Kempten (Transkription Nr. 582)

Schulort: Kempten
Konfession des Orts: reformiert
Signatur der Quelle: BAR B0 1000/1483, Nr. 1421, fol. 155-158v
Standort: Bundesarchiv Bern
Kanton 1799: Zürich
Distrikt 1799: Uster
Agentschaft 1799: Wetzikon
Kirchgemeinde 1799: Wetzikon
Ort/Herrschaft 1750: Zürich
Kanton 2015: Zürich
Gemeinde 2015: Wetzikon
In dieser Quelle werden folgende 3 Schulen erwähnt:

Beantwortung über den Zustand der Schule zu Kämpten.

I. Lokal-Verhältnisse.
I.1 Name des Ortes, wo die Schule ist.

Zu Kämpten ist eine Schule.

I.1.a Ist es ein Stadt, Flecken, Dorf, Weiler, Hof?

Ein Dorf.

I.1.b Ist es eine eigene Gemeinde? Oder zu welcher Gemeinde gehört er?

Eine eigne Gemeine.

I.1.c Zu welcher Kirchgemeinde (Agentschaft)?

Gehört zu der Pfarr und Agentschaft Wezikon.

I.1.d In welchem Distrikt?

Distrikt Uster.

I.1.e In welchen Kanton gehörig?

Canton Zürich.

I.2 Entfernung der zum Schulbezirk gehörigen Häuser. In Viertelstunden.
I.3 Namen der zum Schulbezirk gehörigen Dörfer, Weiler, Höfe.

a Kämpten ein Dorf Häußer. 102. darinn d. Schule Alltagschüler Kn. 32. M: 33. Repetiersch: Kn. 38. Töcht. 28
b Kämpterberg Hof Häußer. 1. Entfernt. 3. Minut. Repetiersch: Kn. 1.
c Kämpterbürg Weiler Häußer. 6. Entfernt. 14. Minut. Alltagschüler Kn. 1. M: 1. Repetiersch: Kn. 1 Töcht. 2
d Eichholz Weiler Häußer. 3. Entfernt. 22. Minut. Alltagschüler Kn. 1. M: 2. Repetiersch: Kn. 1. Töcht. 3.
e. Burgweid Weiler Häußer. 3. Entfernt. 27 Minut. Alltagschüler Kn. 1 Repetiersch: Kn. 1. Töcht. 1.
Häußer. Summa 115. Alltagschüler Summa Kn. 35 M: 36. Repetiersch: Summa Kn. 42 Töcht. 34.
Sum: Alltagschüler 71.
Sum: Repetierschüler 76.

I.3.a Zu jedem wird die Entfernung vom Schulorte, und
I.3.b die Zahl der Schulkinder, die daher kommen, gesetzt.
I.4 Entfernung der benachbarten Schulen auf eine Stunde im Umkreise.
I.4.a Ihre Namen.

a.

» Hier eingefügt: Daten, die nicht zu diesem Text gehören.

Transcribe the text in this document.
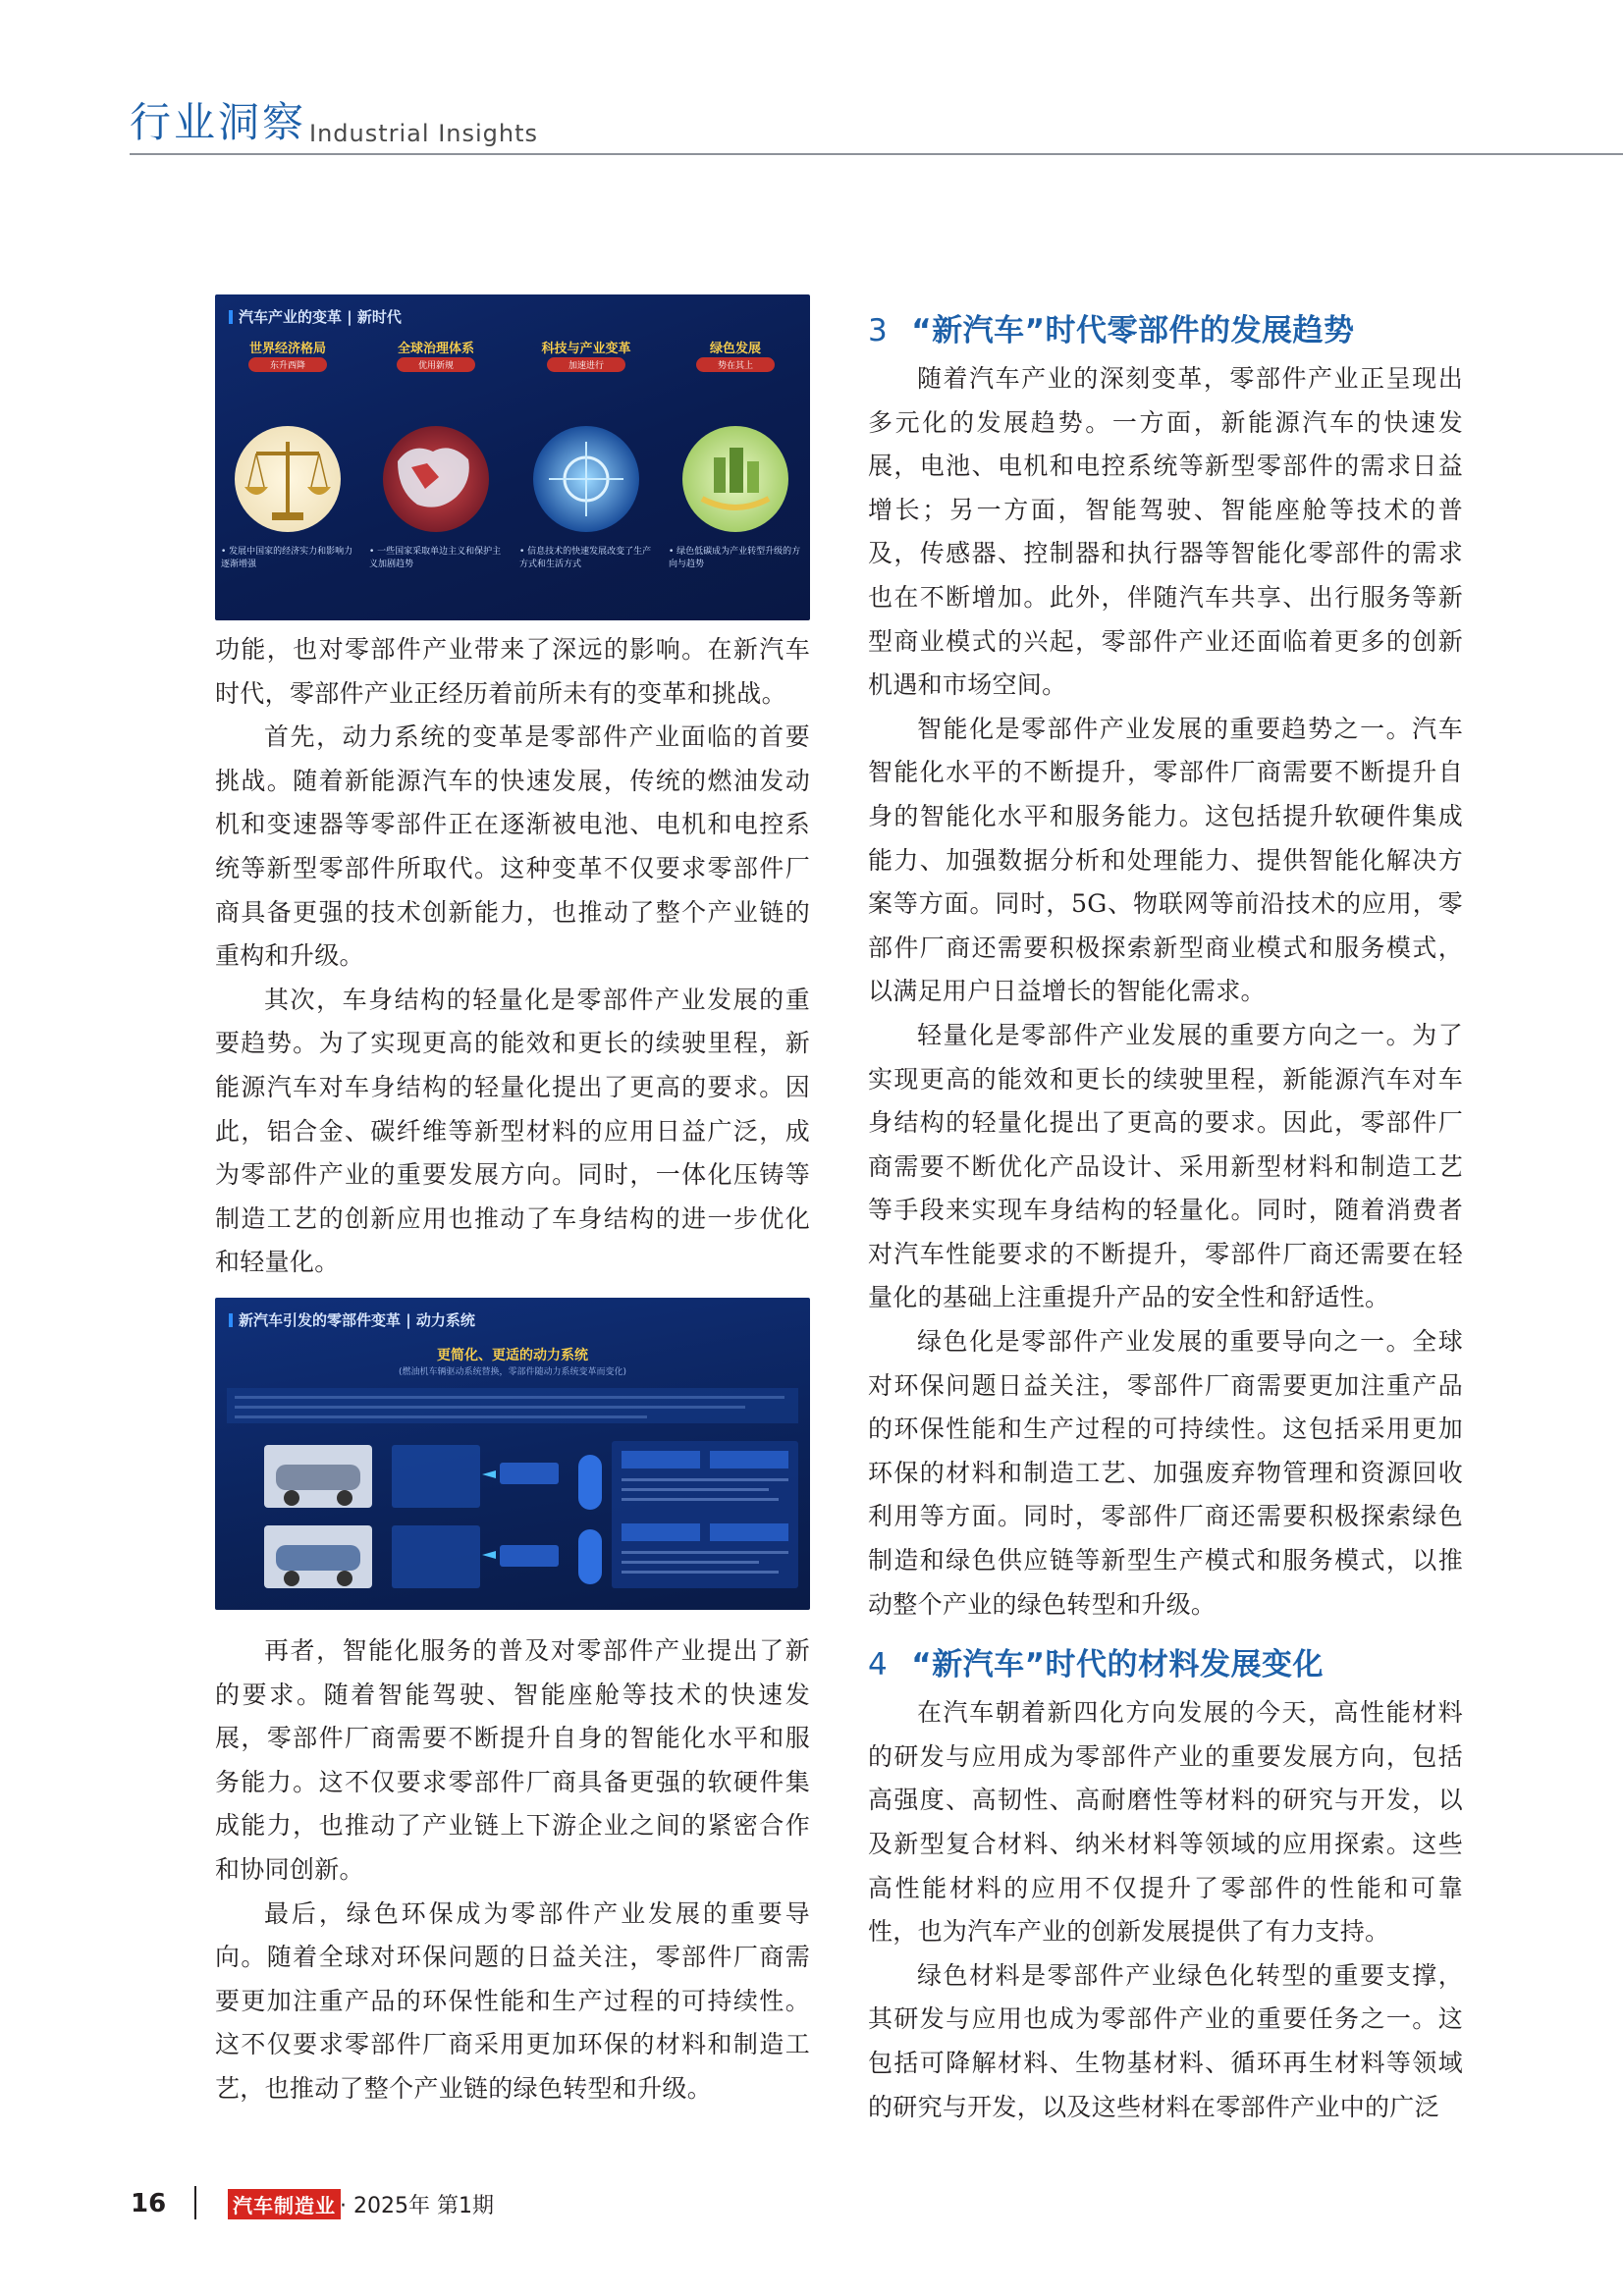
行业洞察 Industrial Insights
汽车产业的变革 | 新时代
世界经济格局
东升西降
• 发展中国家的经济实力和影响力逐渐增强
全球治理体系
优用新规
• 一些国家采取单边主义和保护主义加剧趋势
科技与产业变革
加速进行
• 信息技术的快速发展改变了生产方式和生活方式
绿色发展
势在其上
• 绿色低碳成为产业转型升级的方向与趋势
新汽车引发的零部件变革 | 动力系统
更简化、更适的动力系统
(燃油机车辆驱动系统替换，零部件随动力系统变革而变化)

功能，也对零部件产业带来了深远的影响。在新汽车时代，零部件产业正经历着前所未有的变革和挑战。

首先，动力系统的变革是零部件产业面临的首要挑战。随着新能源汽车的快速发展，传统的燃油发动机和变速器等零部件正在逐渐被电池、电机和电控系统等新型零部件所取代。这种变革不仅要求零部件厂商具备更强的技术创新能力，也推动了整个产业链的重构和升级。

其次，车身结构的轻量化是零部件产业发展的重要趋势。为了实现更高的能效和更长的续驶里程，新能源汽车对车身结构的轻量化提出了更高的要求。因此，铝合金、碳纤维等新型材料的应用日益广泛，成为零部件产业的重要发展方向。同时，一体化压铸等制造工艺的创新应用也推动了车身结构的进一步优化和轻量化。

再者，智能化服务的普及对零部件产业提出了新的要求。随着智能驾驶、智能座舱等技术的快速发展，零部件厂商需要不断提升自身的智能化水平和服务能力。这不仅要求零部件厂商具备更强的软硬件集成能力，也推动了产业链上下游企业之间的紧密合作和协同创新。

最后，绿色环保成为零部件产业发展的重要导向。随着全球对环保问题的日益关注，零部件厂商需要更加注重产品的环保性能和生产过程的可持续性。这不仅要求零部件厂商采用更加环保的材料和制造工艺，也推动了整个产业链的绿色转型和升级。

3 “新汽车”时代零部件的发展趋势

随着汽车产业的深刻变革，零部件产业正呈现出多元化的发展趋势。一方面，新能源汽车的快速发展，电池、电机和电控系统等新型零部件的需求日益增长；另一方面，智能驾驶、智能座舱等技术的普及，传感器、控制器和执行器等智能化零部件的需求也在不断增加。此外，伴随汽车共享、出行服务等新型商业模式的兴起，零部件产业还面临着更多的创新机遇和市场空间。

智能化是零部件产业发展的重要趋势之一。汽车智能化水平的不断提升，零部件厂商需要不断提升自身的智能化水平和服务能力。这包括提升软硬件集成能力、加强数据分析和处理能力、提供智能化解决方案等方面。同时，5G、物联网等前沿技术的应用，零部件厂商还需要积极探索新型商业模式和服务模式，以满足用户日益增长的智能化需求。

轻量化是零部件产业发展的重要方向之一。为了实现更高的能效和更长的续驶里程，新能源汽车对车身结构的轻量化提出了更高的要求。因此，零部件厂商需要不断优化产品设计、采用新型材料和制造工艺等手段来实现车身结构的轻量化。同时，随着消费者对汽车性能要求的不断提升，零部件厂商还需要在轻量化的基础上注重提升产品的安全性和舒适性。

绿色化是零部件产业发展的重要导向之一。全球对环保问题日益关注，零部件厂商需要更加注重产品的环保性能和生产过程的可持续性。这包括采用更加环保的材料和制造工艺、加强废弃物管理和资源回收利用等方面。同时，零部件厂商还需要积极探索绿色制造和绿色供应链等新型生产模式和服务模式，以推动整个产业的绿色转型和升级。

4 “新汽车”时代的材料发展变化

在汽车朝着新四化方向发展的今天，高性能材料的研发与应用成为零部件产业的重要发展方向，包括高强度、高韧性、高耐磨性等材料的研究与开发，以及新型复合材料、纳米材料等领域的应用探索。这些高性能材料的应用不仅提升了零部件的性能和可靠性，也为汽车产业的创新发展提供了有力支持。

绿色材料是零部件产业绿色化转型的重要支撑，其研发与应用也成为零部件产业的重要任务之一。这包括可降解材料、生物基材料、循环再生材料等领域的研究与开发，以及这些材料在零部件产业中的广泛

16	汽车制造业 · 2025年 第1期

Adetschweil ist von Kämpten entfernt 30 Minuten.
b Außlikon ist von Kämpten entfernt 22. Minuten.
c Wezikon ist von Kämpten entfernt 18. Minuten.
d Etenhausen ist von Kämpten entfernt 18. Minuten.
e Robenhausen ist von Kämpten entfernt 26. Minuten.

I.4.b Die Entfernung eines jeden.
II. Unterricht.
II.5 Was wird in der Schule gelehrt?

||[Seite 2] Jn der Schule wird gelehrt: Lesen, Schreiben, Rechnen und Singen.

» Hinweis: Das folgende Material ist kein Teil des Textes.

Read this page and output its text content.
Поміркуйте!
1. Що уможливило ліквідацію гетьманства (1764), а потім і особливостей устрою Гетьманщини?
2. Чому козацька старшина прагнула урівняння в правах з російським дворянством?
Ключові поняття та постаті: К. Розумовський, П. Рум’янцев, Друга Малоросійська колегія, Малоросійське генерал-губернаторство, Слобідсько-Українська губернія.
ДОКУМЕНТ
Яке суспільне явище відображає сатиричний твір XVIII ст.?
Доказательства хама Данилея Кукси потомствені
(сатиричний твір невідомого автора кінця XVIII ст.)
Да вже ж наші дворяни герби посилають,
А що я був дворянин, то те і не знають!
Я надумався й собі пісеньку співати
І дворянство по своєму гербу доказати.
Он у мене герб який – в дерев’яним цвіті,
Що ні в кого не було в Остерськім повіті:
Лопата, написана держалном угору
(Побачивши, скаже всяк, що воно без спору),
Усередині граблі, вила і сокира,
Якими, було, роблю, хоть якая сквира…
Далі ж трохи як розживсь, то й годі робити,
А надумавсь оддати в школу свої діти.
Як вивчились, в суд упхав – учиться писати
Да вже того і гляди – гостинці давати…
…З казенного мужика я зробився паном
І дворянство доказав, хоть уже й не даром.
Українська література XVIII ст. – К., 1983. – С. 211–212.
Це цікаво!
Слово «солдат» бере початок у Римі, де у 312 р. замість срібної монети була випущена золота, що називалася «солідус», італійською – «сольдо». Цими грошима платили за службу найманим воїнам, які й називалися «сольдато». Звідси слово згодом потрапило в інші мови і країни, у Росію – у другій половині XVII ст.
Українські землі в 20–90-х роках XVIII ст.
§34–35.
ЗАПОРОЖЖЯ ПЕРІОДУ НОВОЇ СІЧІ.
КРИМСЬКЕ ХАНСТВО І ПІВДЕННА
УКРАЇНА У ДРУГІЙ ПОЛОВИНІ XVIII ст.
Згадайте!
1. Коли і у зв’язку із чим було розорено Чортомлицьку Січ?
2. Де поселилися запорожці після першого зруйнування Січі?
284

II.6 Werden die Schulen nur im Winter gehalten? Wie lange?

a Die Schulen werden im Winter von Martini bis auf den lezten tag März gehalten.
b Jm Sommer Wochentlich 2 tage, von Majen bis anfangs Weinmonats.

II.7 Schulbücher, welche sind eingeführt?

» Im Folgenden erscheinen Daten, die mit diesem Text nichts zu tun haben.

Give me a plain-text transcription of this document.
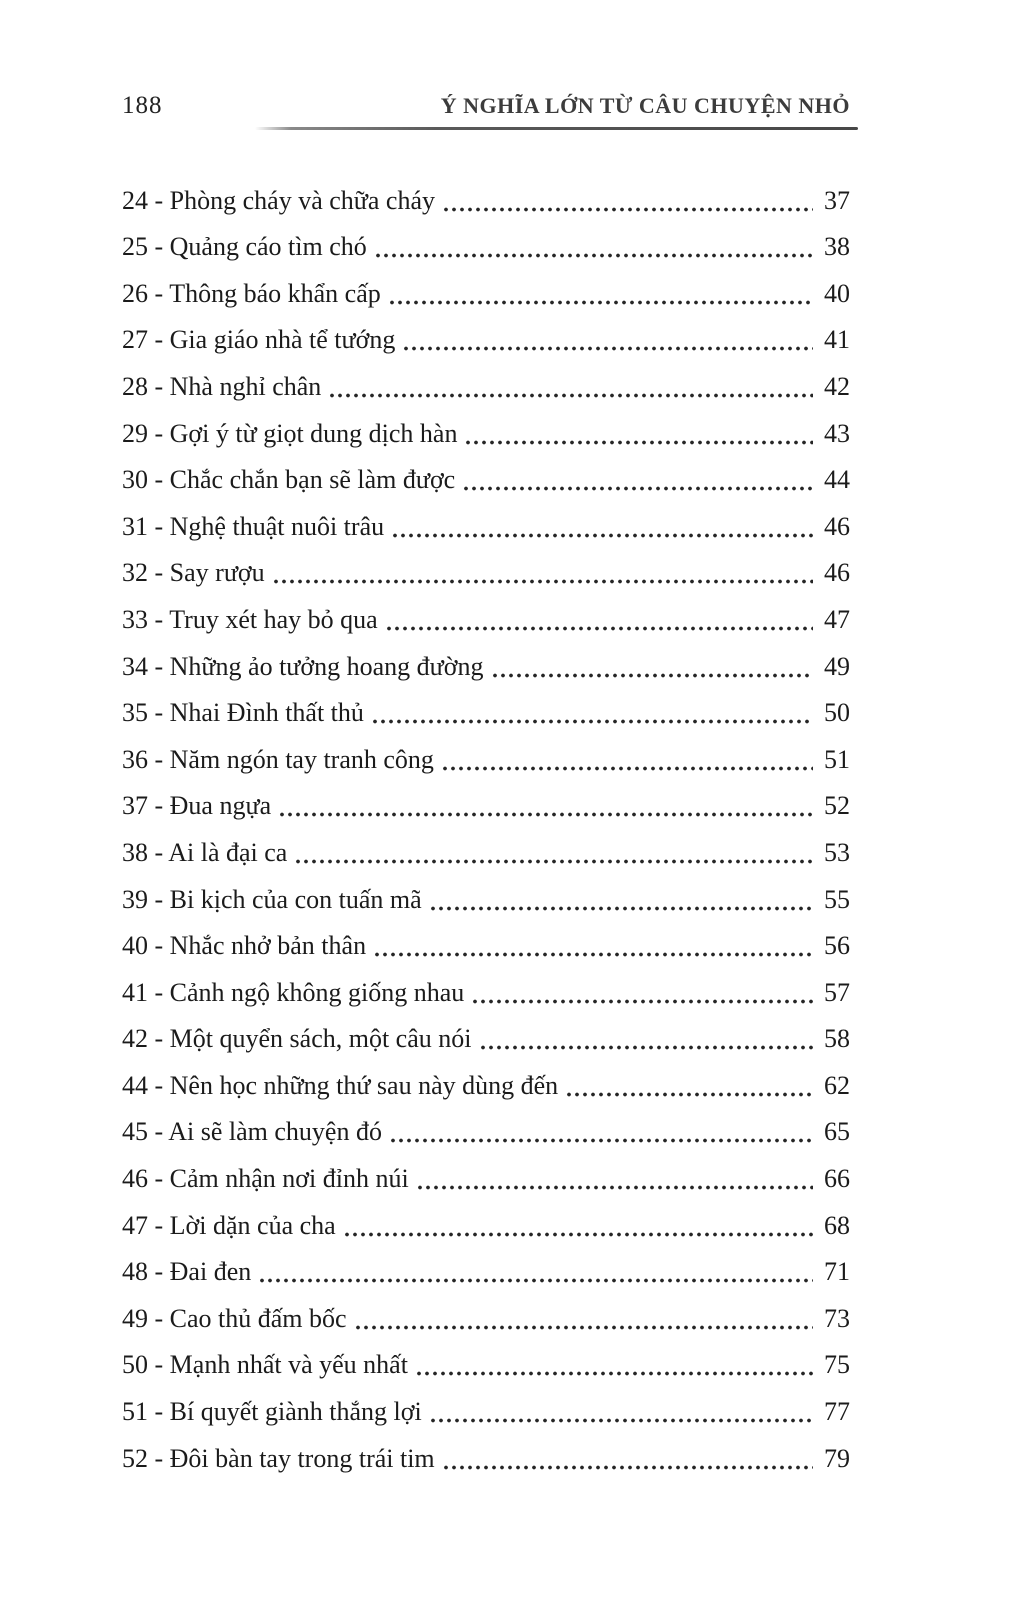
188	Ý NGHĨA LỚN TỪ CÂU CHUYỆN NHỎ
24 - Phòng cháy và chữa cháy	37
25 - Quảng cáo tìm chó	38
26 - Thông báo khẩn cấp	40
27 - Gia giáo nhà tể tướng	41
28 - Nhà nghỉ chân	42
29 - Gợi ý từ giọt dung dịch hàn	43
30 - Chắc chắn bạn sẽ làm được	44
31 - Nghệ thuật nuôi trâu	46
32 - Say rượu	46
33 - Truy xét hay bỏ qua	47
34 - Những ảo tưởng hoang đường	49
35 - Nhai Đình thất thủ	50
36 - Năm ngón tay tranh công	51
37 - Đua ngựa	52
38 - Ai là đại ca	53
39 - Bi kịch của con tuấn mã	55
40 - Nhắc nhở bản thân	56
41 - Cảnh ngộ không giống nhau	57
42 - Một quyển sách, một câu nói	58
44 - Nên học những thứ sau này dùng đến	62
45 - Ai sẽ làm chuyện đó	65
46 - Cảm nhận nơi đỉnh núi	66
47 - Lời dặn của cha	68
48 - Đai đen	71
49 - Cao thủ đấm bốc	73
50 - Mạnh nhất và yếu nhất	75
51 - Bí quyết giành thắng lợi	77
52 - Đôi bàn tay trong trái tim	79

Die gewohnten Schulbücher sind: Nammenbüchli; Lehrmeister, Zeugnißbuch, Psalter, Psalmenbuch und Testament.

II.8 Vorschriften, wie wird es mit diesen gehalten?

Vorschriften vom Schulmeister werden so lange gebraucht, bis sie dieselben ohne besondere Fehler abschreiben können, hernach läßt man sie gedrukte Schriften, und zulezt auswendig schreiben.

II.9 Wie lange dauert täglich die Schule?

Die Schule dauert täglich 6 Stunde.

II.10 Sind die Kinder in Klassen geteilt?

Sie wird in fünf Claßen eingetheilt, 1 Nammenbüchli 2. Lehrmeister, 3. Zeugnißbuch und Psalter, 4 Psalmenbuch, 5. Testament.

III. Personal-Verhältnisse.
III.11 Schullehrer.
III.11.a Wer hat bisher den Schulmeister bestellt? Auf welche Weise?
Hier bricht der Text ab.